Les critiques, cependant, affirment que de nombreux fournisseurs de « métaverses » ne font que reconditionner les technologies existantes sous un mot à la mode universel. Leurs applications individuelles sont également loin d’être intégrées. Toute tentative d’imposer l’interopérabilité entre les plates-formes sera chargé de défis de conception.
Illenberger, le fondateur de VRdirect, a encore des doutes quant à la décentralisation du métaverse. Il prédit que les grandes entreprises technologiques chinoises et américaines resteront les gardiennes des plateformes dominantes.
“Ça va être Meta, ça va être Apple, ça va être Bytedance – ils vont contrôler l’écosystème”, dit-il. “Si vous êtes un développeur d’applications, vous pouvez développer une application pour un Varjo, mais votre public cible sera [tiny]. Donc, ce que vous allez faire, c’est développer des applications pour Meta et Apple.
Ces futurs dirigeants du métaverse entrent maintenant dans le dans le collimateur des législateurs européens, qui proclament que protection des donnéeset antitrust réglementation sont des avantages concurrentiels.
Tout le monde n’est pas d’accord.
Définir des règles
Certaines entreprises, développeurs et investisseurs du métaverse craignent que la réglementation de l’UE n’entrave l’innovation.
Le fondateur de FOV Ventures, Rajahalme, partage une anecdote sur une table ronde sur les développements de l’intelligence artificielle aux États-Unis et en Chine. Les représentants de l’UE présents ont déclaré que leur ambition était de devenir les meilleurs régulateurs de l’IA.
“C’est comme si quand vous avez commencé à fabriquer des voitures, les Européens disaient que nous voulons être les meilleurs pour faire des panneaux d’arrêt”, plaisante-t-il.
C’est un cauchemar de se conformer aux règles européennes de confidentialité des données.
Illenberger, dont la société propose des expériences de réalité virtuelle personnalisées aux entreprises, a été témoin des inconvénients d’une réglementation sévère.
Un problème est survenu avec les casques VR utilisant des caméras orientées vers l’extérieur pour identifier l’environnement. Ils peuvent donc facilement enfreindre les exigences de l’UE en matière de consentement de toute personne susceptible d’être accidentellement filmée sur un lieu de travail.
Ces risques ont conduit de grandes organisations telles que Siemens à introduire des salles de réalité virtuelle dédiées qui ont réduit le risque de violations.

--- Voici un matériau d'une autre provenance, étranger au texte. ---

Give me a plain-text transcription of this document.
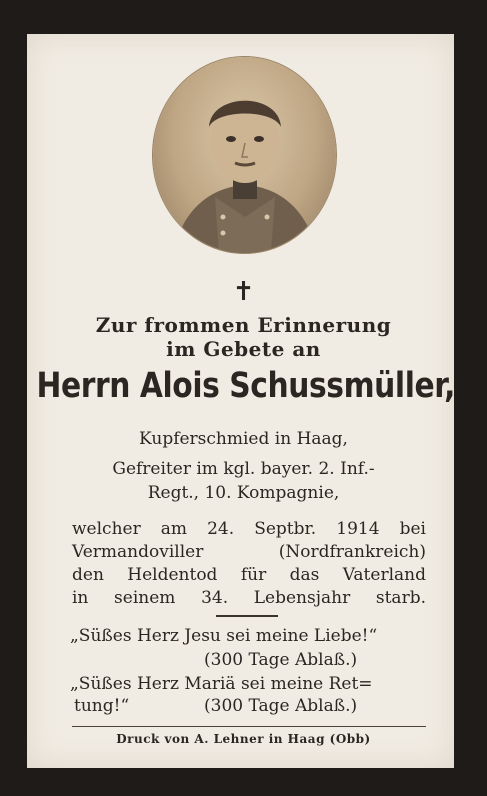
✝
Zur frommen Erinnerung
im Gebete an
Herrn Alois Schussmüller,
Kupferschmied in Haag,
Gefreiter im kgl. bayer. 2. Inf.-
Regt., 10. Kompagnie,
welcher am 24. Septbr. 1914 bei
Vermandoviller	(Nordfrankreich)
den Heldentod für das Vaterland
in seinem 34. Lebensjahr starb.
„Süßes Herz Jesu sei meine Liebe!“
(300 Tage Ablaß.)
„Süßes Herz Mariä sei meine Ret=
tung!“	(300 Tage Ablaß.)
Druck von A. Lehner in Haag (Obb)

Pourtant, ces installations sont peu pratiques pour certaines entreprises et inabordables pour d’autres.
“C’est un cauchemar d’utiliser même des technologies métaverses en conformité avec les lois européennes sur la confidentialité des données”, dit-il. “Vous devez filmer votre environnement pour que l’appareil fonctionne.”
La vitesse à laquelle ces règles sont modifiées peut entraver l’innovation — et poussent les pionniers vers l’Asie ou les États-Unis.
La réalité d’un métaverse européen
Alors que les entreprises européennes peuvent jouer un rôle important dans le métaverse, le rêve de Macron de concurrencer les géants mondiaux de la technologie est fantaisiste.
Au lieu de lutter contre les opérateurs historiques, les entreprises européennes pourraient mieux réussir en travaillant avec eux. VRdirect, par exemple, a construit une entreprise sur la prise en charge des casques conçus par Meta, Pico et HTC.
Illenberger soutient qu’une telle interopérabilité offre des opportunités sur le marché fragmenté. Il est également convaincu que son entreprise peut bénéficier de réglementations européennes strictes, car les entreprises rechercheront ses services sur les piliers de la Silicon Valley avec peu d’intérêt pour les règles.
« Dans une certaine mesure, c’est un avantage concurrentiel pour nous », dit-il. “Mais en termes d’Europe en tant que région par rapport aux États-Unis et à l’Asie, c’est un gros barrage routier.”
Quant à la vision de Macron d’un métaverse européen qui concurrence les titans de la tech tout en protégeant les règles et la culture du continent ?
“C’est un vœu pieux.”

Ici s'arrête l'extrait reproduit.